Save the Beeb

Can the British Broadcasting Corp. (BBC) turn a profit without losing its soul? Dana reminds us that the best ideas are not only profitable but tasteful.

Can a web site turn traffic into money without losing its soul?

That is the question being asked at the British Broadcasting Corp. (BBC), which plans to launch in June an ad-supported site for North America called BBC News Online.

I have something of a proprietary interest in this question. After Interactive Age folded in 1995, I got a free trip to London on “the Beeb.” The network had invited my publisher, Chuck Martin, to explain this Internet thing to everyone there, but neither he nor editor David Klein were in the mood for the trip, given that they were out of work, so I won the gig.

I wound up spending several days at the BBC’s Broadcast House headquarters, staying at a hotel near Regents Park and attending a news conference inside the Tower Bridge. My hosts were undecided between pushing a web site or CD-ROMs and split us up into committees to seek enlightenment. While my group argued, I found a computer, clicked over to the NPR site, turned on a WAV copy of its hourly news update, then turned back to the group to say, “Here’s your competition. Do you want to get into the game?”

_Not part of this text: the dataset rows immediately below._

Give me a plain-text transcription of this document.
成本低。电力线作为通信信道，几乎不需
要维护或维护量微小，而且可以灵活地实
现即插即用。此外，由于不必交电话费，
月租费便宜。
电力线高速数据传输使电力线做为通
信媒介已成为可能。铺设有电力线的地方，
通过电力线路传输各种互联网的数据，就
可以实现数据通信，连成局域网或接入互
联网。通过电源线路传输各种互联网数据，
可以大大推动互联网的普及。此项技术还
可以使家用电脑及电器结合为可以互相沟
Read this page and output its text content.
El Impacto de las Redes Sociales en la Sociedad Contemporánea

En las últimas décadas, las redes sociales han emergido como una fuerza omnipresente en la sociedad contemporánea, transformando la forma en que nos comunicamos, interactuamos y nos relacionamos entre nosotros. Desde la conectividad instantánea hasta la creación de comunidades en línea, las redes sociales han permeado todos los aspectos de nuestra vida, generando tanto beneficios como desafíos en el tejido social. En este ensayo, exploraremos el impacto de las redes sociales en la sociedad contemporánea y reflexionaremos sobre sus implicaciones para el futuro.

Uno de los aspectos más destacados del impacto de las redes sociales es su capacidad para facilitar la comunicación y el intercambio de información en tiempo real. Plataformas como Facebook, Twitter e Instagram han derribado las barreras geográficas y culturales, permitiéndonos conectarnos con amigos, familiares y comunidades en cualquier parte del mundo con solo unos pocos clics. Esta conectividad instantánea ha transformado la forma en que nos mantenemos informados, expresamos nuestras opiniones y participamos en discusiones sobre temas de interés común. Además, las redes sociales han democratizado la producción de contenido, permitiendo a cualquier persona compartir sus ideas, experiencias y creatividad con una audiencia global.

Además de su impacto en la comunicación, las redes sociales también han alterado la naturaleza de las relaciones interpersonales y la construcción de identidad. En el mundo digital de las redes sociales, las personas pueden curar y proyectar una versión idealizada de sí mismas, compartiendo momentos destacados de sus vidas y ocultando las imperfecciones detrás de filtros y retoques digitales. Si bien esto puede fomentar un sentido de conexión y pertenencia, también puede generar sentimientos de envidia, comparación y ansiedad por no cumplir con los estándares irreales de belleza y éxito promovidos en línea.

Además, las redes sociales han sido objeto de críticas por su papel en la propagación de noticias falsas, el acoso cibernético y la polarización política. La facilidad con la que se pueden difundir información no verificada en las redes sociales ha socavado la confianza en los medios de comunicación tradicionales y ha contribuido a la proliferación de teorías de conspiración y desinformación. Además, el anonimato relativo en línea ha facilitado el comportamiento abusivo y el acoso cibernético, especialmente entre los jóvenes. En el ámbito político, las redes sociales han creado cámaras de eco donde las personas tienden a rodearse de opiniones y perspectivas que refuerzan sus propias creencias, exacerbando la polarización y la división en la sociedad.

Evidently it did, because the BBC now has some of the best, most highly trafficked news, sports, and entertainment sites in the world. But profiting from the traffic isn’t as simple as throwing up some banners. Because the BBC is supported by British taxpayers in the form of broadcast “license fees,” it’s a bit restricted in what it can do. Commercial interests don’t want to compete with the government.

Still, the BBC is always facing a money crunch, and these sites (while excellent) are expensive. The move toward creating an ad-supported site just for us Yanks strikes me as, well, clueless. I go to the BBC for British content, news, and sport. I can get all the criticism of President Bush I want from Americans.

The new site looks like a loser, and standard banners are out. So how can the Beeb turn a profit? I have some of my own ideas: email alerts, affiliate marketing, and an online store (supported by discreet ads) that sells recordings and other paraphernalia like that already found in many U.S. catalogs.

All this, however, may still not be enough. So I’m enlisting the thoughts of you, the ClickZ man (or woman) on the street.

Remember that your ideas have to not only be profitable but also tasteful. They can’t detract from the BBC brand, violate the U.K.’s fair-trading laws, or contravene the BBC charter to provide a public service for British citizens.

Send your ideas to me, and I’ll send the best of them across the pond. I still have the “White Hat” I won last year from Rodney Joffe’s Whitehat.com, which has since merged with a direct marketing database outfit. So as an incentive the best idea gets the hat.

If we can save the Beeb, we can do anything.